Naja, völlig unrecht haben beide Seiten nicht. Was ich allerdings nicht in Ordnung finde, ist dem Rütter jetzt Worte oder eine Haltung in den Mund zu legen, die er so nie gesagt oder vertreten hat. Da wünschte ich mir mehr Aufmerksamkeit und weniger Polemik.
Es gibt tatsächlich keinen vernünftigen Grund, weshalb der Hund links zu führen ist. Und ja, dauerhafte, einseitige Belastung ist schädlich. Ich sehe z.B. kein Hindernis darin, die Prüfungsordnungen so umzuschreiben, dass bei Sportprüfungen beides gezeigt werden muss: Fuss auf der linken und auf der rechten Seite des Hundeführers. Würde trainings- und alltagstechnisch viel mehr Sinn machen.
Und die Tatsache, dass die Prüfung 'Begleithundeprüfung' heisst, ist irreführend. Sie reflektiert in keinster Weise, dass es eine reine Gehorsamsprüfung und Fleissarbeit ist, welche keinerlei Aussagekraft darüber hat, ob ein Hund, der sie bestanden hat, ein guter 'Begleithund' im Alltag ist. Ist ja nicht so, dass diejenigen Hunde, welche man (u.a. auch hier im Forum) als 'Begleithunde' bezeichnet, dann besonders geeignet für ebendiese Prüfungen wären. Da finde ich die Terminologie für Laien also unnötig verwirrend.
Ausserdem dünkt mich, dass eine 'Begleithundeprüfung' jetzt nicht unbedingt darauf hinweist, dass man viele Stunden ins Training mit seinem Hund dafür investiert hat. Das klingt - genau wie Rütter darauf hinweist - eben nach so einer kleinen Sache, die man doch gar nicht trainieren muss. Die Prüfung zeigt doch aber, wenn nicht die Alltagstauglichkeit und Problemlosigkeit eines Hundes, immerhin, dass der Halter bereit ist, mit den Hund zu arbeiten. Und das sollte honoriert werden. Die Prüfung an sich ist ja auch nicht das Problem - und so wie ich Rütter verstanden habe, ging es ihm auch gar nicht darum. Ich bin nur der Meinung, dass man die 'Begleithundeprüfung' umbenennen sollte. Wie wäre es denn z.B. mit 'Sporthundeprüfung'?

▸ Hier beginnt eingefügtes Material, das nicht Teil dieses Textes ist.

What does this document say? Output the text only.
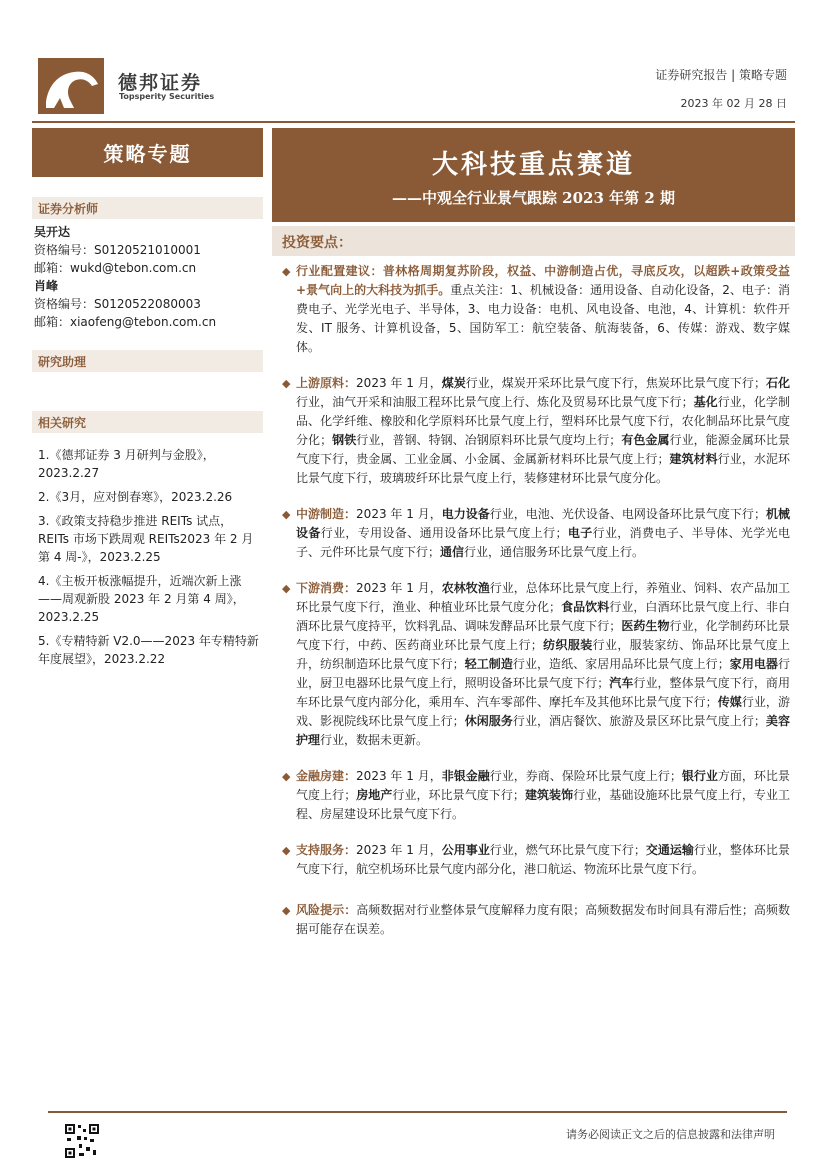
德邦证券
Topsperity Securities
证券研究报告 | 策略专题
2023 年 02 月 28 日
策略专题
证券分析师
吴开达
资格编号：S0120521010001
邮箱：wukd@tebon.com.cn
肖峰
资格编号：S0120522080003
邮箱：xiaofeng@tebon.com.cn
研究助理
相关研究
1.《德邦证券 3 月研判与金股》，2023.2.27
2.《3月，应对倒春寒》，2023.2.26
3.《政策支持稳步推进 REITs 试点，REITs 市场下跌周观 REITs2023 年 2 月第 4 周-》，2023.2.25
4.《主板开板涨幅提升，近端次新上涨——周观新股 2023 年 2 月第 4 周》，2023.2.25
5.《专精特新 V2.0——2023 年专精特新年度展望》，2023.2.22
大科技重点赛道
——中观全行业景气跟踪 2023 年第 2 期
投资要点：
◆ 行业配置建议：普林格周期复苏阶段，权益、中游制造占优，寻底反攻，以超跌+政策受益+景气向上的大科技为抓手。重点关注：1、机械设备：通用设备、自动化设备，2、电子：消费电子、光学光电子、半导体，3、电力设备：电机、风电设备、电池，4、计算机：软件开发、IT 服务、计算机设备，5、国防军工：航空装备、航海装备，6、传媒：游戏、数字媒体。
◆ 上游原料：2023 年 1 月，煤炭行业，煤炭开采环比景气度下行，焦炭环比景气度下行；石化行业，油气开采和油服工程环比景气度上行、炼化及贸易环比景气度下行；基化行业，化学制品、化学纤维、橡胶和化学原料环比景气度上行，塑料环比景气度下行，农化制品环比景气度分化；钢铁行业，普钢、特钢、冶钢原料环比景气度均上行；有色金属行业，能源金属环比景气度下行，贵金属、工业金属、小金属、金属新材料环比景气度上行；建筑材料行业，水泥环比景气度下行，玻璃玻纤环比景气度上行，装修建材环比景气度分化。
◆ 中游制造：2023 年 1 月，电力设备行业，电池、光伏设备、电网设备环比景气度下行；机械设备行业，专用设备、通用设备环比景气度上行；电子行业，消费电子、半导体、光学光电子、元件环比景气度下行；通信行业，通信服务环比景气度上行。
◆ 下游消费：2023 年 1 月，农林牧渔行业，总体环比景气度上行，养殖业、饲料、农产品加工环比景气度下行，渔业、种植业环比景气度分化；食品饮料行业，白酒环比景气度上行、非白酒环比景气度持平，饮料乳品、调味发酵品环比景气度下行；医药生物行业，化学制药环比景气度下行，中药、医药商业环比景气度上行；纺织服装行业，服装家纺、饰品环比景气度上升，纺织制造环比景气度下行；轻工制造行业，造纸、家居用品环比景气度上行；家用电器行业，厨卫电器环比景气度上行，照明设备环比景气度下行；汽车行业，整体景气度下行，商用车环比景气度内部分化，乘用车、汽车零部件、摩托车及其他环比景气度下行；传媒行业，游戏、影视院线环比景气度上行；休闲服务行业，酒店餐饮、旅游及景区环比景气度上行；美容护理行业，数据未更新。
◆ 金融房建：2023 年 1 月，非银金融行业，券商、保险环比景气度上行；银行业方面，环比景气度上行；房地产行业，环比景气度下行；建筑装饰行业，基础设施环比景气度上行，专业工程、房屋建设环比景气度下行。
◆ 支持服务：2023 年 1 月，公用事业行业，燃气环比景气度下行；交通运输行业，整体环比景气度下行，航空机场环比景气度内部分化，港口航运、物流环比景气度下行。
◆ 风险提示：高频数据对行业整体景气度解释力度有限；高频数据发布时间具有滞后性；高频数据可能存在误差。
请务必阅读正文之后的信息披露和法律声明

Und wenn wir schon bei verwirrenden, veralteten und problematischen Nomenklaturen sind: auch ich finde, das Wort 'Hundeführer' müsste überdacht werden. Es hat, in Bezug auf den 'Kadavergehorsam' (doch, doch, das ist schon ganz das richtige Wort, siehe unten) den wir unseren Hunden in derartigen Prüfungen abverlagen, einen sehr negativen Beigeschmack. Zumal sich die Trainingsmethoden seit dem Zeitpunkt, als das Wort 'Hundeführer' noch eher an das herankam, was es auch suggeriert, in den meisten Fällen ja glücklicherweise wirklich drastisch geändert haben.
Hundesport hat per se erst mal nix mit Kadavergehorsam zu tun (früher vl da hatte es auch einen anderen hintergrund) ... heut gewinnst du mit solchen Hunden nicht mal mehr n Blumentopf ...
Nun, Kadavergehorsam mag zwar ein sehr unschöner Ausdruck sein, doch seine Bedeutung trifft eben doch genau auf das zu, was in Unterordnungsprüfungen vom Hund verlangt wird:
Kadavergehorsam ist ein 'blinder Gehorsam' (Duden), ' bei dem der Gehorchende sich einem fremden Willen uneingeschränkt, wie ein willenloser Kadaver, unterwirft' (Wikipedia). Über den Kadaver kann man meinetwegen diskutieren, aber der Rest trifft doch absolut auf das zu, worauf wir unsere Hunde bei Prüfungen trainieren: absoluten Gehorsam, ohne in diesem Moment möglichen anderen Wünschen nachzugehen.
Kadavergehorsam definiert nicht, wie lange sich der Gehorchende dem fremden Willen unterwirft ('aber ich mache das ja nicht stundenlang'), oder ob er dies durch Zwang oder freudig und freiwillig tut ('aber mein Hund *will* mir doch gehorchen und hat Spass daran!'). Obwohl der Wortanfang natürlich durchaus impliziert, dass man dem Willen des Befehlsgebers ziemlich hilflos und passiv gegenübersteht.
Auch mir kann man bezüglich dieses Themas natürlich gern Ignoranz und Inkompetenz unterstellen. Aber ich laufe selbst mit meinen Hunden Prüfungen und trainiere sie darauf hin. Ich habe aber keinerlei Probleme damit, zuzugeben, dass in diesen Momenten tatsächlich Kadavergehorsam von meinen Hunden verlangt wird.